Orlando Afonso, que falava à Lusa no Porto à margem de um almoço da sua campanha com 110 magistrados da região, disse que a lei em questão viola as próprias orientações do Conselho da Europa.
O Conselho, referiu, defende que a responsabilidade civil "deve ser exercida por ação de regresso, mas só quando há dolo do magistrado", enquanto que em Portugal "é exercida quando há culpa grave e quando há erro grosseiro".
Para Orlando Afonso, outro fator indutor de "medo" nos juízes é a eventual repetição de decisões do CSM como a que acabou anulada pelo Supremo Tribunal de Justiça e que penalizava, em termos de progressão de carreira, o juiz de instrução do processo Casa Pia, Rui Teixeira.
"Se continuarem a existir decisões iguais a esta, aí não tenho dúvidas nenhumas de que os juízes terão medo", afirmou.
O candidato ao CSM considerou, de resto, que "todos os direitos e garantias da magistratura, que se alcançaram após o 25 de Abril de 1974, hoje estão postos em causa".
"Hoje já não passa pela cabeça de qualquer juiz de primeira instância chegar ao STJ, quando deve ser a expetativa legítima de qualquer juiz chegar ao topo da sua carreira", explicitou.
Orlando Afonso escusou-se comentar os últimos desenvolvimentos do processo Face Oculta, nomeadamente a divulgação de escutas feitas a arguidos no processo, que investiga alegados casos de corrupção e outros crimes económicos relacionados com empresas do sector empresarial do Estado e empresas privadas.

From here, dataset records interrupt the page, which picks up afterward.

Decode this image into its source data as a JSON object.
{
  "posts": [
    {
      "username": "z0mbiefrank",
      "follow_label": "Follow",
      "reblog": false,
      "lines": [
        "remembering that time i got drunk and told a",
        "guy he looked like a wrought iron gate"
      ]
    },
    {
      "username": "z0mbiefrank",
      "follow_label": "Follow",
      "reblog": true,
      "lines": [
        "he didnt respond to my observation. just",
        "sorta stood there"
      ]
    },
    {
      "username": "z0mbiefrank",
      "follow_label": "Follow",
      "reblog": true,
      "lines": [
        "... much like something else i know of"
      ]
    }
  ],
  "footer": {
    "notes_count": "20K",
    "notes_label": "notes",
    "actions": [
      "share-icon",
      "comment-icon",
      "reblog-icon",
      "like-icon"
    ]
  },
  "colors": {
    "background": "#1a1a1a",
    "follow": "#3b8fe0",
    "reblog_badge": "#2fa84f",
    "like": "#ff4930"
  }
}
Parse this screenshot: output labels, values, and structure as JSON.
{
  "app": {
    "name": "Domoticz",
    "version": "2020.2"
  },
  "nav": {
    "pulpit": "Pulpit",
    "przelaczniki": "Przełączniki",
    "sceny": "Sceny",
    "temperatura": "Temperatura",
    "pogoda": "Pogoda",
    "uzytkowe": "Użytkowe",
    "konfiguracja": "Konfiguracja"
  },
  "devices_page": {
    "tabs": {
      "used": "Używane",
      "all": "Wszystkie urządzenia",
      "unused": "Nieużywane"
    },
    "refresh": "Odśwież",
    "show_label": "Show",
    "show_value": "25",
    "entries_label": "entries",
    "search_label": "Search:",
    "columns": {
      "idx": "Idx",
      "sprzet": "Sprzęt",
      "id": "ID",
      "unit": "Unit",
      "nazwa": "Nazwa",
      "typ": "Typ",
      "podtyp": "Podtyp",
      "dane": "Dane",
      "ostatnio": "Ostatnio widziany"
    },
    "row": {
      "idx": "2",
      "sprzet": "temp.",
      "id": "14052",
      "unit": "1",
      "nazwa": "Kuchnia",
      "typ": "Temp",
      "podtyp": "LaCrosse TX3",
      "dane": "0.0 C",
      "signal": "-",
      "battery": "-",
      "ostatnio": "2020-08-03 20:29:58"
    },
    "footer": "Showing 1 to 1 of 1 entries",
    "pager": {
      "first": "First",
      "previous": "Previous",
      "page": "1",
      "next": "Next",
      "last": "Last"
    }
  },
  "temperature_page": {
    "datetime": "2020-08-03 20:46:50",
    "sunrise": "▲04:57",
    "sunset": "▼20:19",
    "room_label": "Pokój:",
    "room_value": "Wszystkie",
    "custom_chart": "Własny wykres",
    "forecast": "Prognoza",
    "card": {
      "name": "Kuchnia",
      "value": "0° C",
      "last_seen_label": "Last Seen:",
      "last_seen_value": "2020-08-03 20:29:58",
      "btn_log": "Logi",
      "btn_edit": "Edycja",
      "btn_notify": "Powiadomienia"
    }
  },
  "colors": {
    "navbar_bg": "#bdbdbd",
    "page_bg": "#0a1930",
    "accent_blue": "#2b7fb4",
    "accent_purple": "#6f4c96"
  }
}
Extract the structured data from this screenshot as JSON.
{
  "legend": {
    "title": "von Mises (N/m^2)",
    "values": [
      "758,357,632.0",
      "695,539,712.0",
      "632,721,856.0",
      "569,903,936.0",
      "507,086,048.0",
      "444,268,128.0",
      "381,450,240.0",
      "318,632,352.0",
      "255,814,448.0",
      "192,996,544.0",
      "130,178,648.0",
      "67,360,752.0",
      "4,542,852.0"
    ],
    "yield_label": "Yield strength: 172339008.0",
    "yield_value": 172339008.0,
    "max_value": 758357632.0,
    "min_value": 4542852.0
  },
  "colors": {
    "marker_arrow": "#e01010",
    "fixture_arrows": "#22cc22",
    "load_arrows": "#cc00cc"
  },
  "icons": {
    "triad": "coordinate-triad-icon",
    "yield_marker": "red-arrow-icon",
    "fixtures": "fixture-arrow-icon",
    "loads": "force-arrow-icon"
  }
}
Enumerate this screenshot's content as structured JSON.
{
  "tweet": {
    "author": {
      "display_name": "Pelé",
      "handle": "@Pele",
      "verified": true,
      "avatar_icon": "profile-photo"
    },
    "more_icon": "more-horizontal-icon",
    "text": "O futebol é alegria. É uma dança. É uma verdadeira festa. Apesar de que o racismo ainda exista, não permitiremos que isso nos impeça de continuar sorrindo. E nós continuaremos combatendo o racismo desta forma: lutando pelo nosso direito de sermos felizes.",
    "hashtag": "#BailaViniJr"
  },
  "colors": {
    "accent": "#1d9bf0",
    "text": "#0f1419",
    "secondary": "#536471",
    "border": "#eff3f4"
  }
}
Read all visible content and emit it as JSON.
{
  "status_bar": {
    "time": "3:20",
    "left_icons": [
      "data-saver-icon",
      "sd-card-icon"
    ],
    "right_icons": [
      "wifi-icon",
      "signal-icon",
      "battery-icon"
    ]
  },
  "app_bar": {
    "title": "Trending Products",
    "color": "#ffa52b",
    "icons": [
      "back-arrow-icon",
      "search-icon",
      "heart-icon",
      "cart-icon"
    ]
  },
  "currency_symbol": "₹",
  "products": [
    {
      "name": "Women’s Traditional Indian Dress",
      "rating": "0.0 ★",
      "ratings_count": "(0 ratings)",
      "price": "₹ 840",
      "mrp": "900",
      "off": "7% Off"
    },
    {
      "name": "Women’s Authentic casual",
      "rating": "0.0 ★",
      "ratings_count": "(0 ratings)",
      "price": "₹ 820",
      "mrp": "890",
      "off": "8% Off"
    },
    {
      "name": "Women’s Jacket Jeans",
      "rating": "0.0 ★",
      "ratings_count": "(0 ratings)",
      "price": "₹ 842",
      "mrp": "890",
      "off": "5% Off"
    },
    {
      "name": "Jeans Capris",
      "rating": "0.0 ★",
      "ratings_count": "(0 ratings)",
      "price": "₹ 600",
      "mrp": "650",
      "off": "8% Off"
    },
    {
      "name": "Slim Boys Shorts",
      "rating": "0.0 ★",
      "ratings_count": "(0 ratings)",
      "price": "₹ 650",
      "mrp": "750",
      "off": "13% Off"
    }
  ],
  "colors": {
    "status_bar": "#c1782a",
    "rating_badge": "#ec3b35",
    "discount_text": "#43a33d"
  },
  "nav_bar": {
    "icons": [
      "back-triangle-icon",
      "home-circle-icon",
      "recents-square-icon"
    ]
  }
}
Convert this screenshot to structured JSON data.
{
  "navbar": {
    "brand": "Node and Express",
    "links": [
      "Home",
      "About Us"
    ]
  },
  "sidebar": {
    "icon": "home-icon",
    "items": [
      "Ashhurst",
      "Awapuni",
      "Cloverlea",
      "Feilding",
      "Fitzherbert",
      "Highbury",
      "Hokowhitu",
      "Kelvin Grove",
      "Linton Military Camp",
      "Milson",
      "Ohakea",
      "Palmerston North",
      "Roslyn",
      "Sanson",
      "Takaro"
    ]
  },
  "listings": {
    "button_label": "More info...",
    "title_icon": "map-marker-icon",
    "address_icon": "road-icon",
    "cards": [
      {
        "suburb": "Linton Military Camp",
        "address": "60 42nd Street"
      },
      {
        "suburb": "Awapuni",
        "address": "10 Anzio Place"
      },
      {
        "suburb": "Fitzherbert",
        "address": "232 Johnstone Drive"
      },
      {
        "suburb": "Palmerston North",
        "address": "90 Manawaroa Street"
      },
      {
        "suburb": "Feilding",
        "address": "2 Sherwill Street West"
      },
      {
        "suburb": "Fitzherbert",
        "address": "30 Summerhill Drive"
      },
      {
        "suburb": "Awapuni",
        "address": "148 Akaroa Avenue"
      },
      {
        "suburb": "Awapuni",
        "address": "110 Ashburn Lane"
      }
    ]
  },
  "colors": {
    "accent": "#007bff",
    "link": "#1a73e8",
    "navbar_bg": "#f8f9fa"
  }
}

A este propósito, defendeu apenas ajustamentos de artigos "muito complicados" do Código do Processo Penal sobre escutas, de forma a agilizá-las, sem prejuízo do direito dos cidadãos à privacidade.
Orlando Afonso, recentemente eleito presidente do Conselho Consultivo dos Juízes Europeus e nomeado para o Supremo Tribunal de Justiça, defende a renovação do CSM, dotando este órgão de cúpula da magistratura de maior credibilidade, operacionalidade interna e externa. Exige, por outro lado, uma forte intervenção dos juízes em matéria de política judiciária.
As eleições para o Conselho Superior da Magistratura - órgão de Estado de gestão, disciplina e administração dos juízes - estão marcadas para 25 de março e, além de Orlando Afonso, concorre também uma outra lista liderada por Bravo Serra.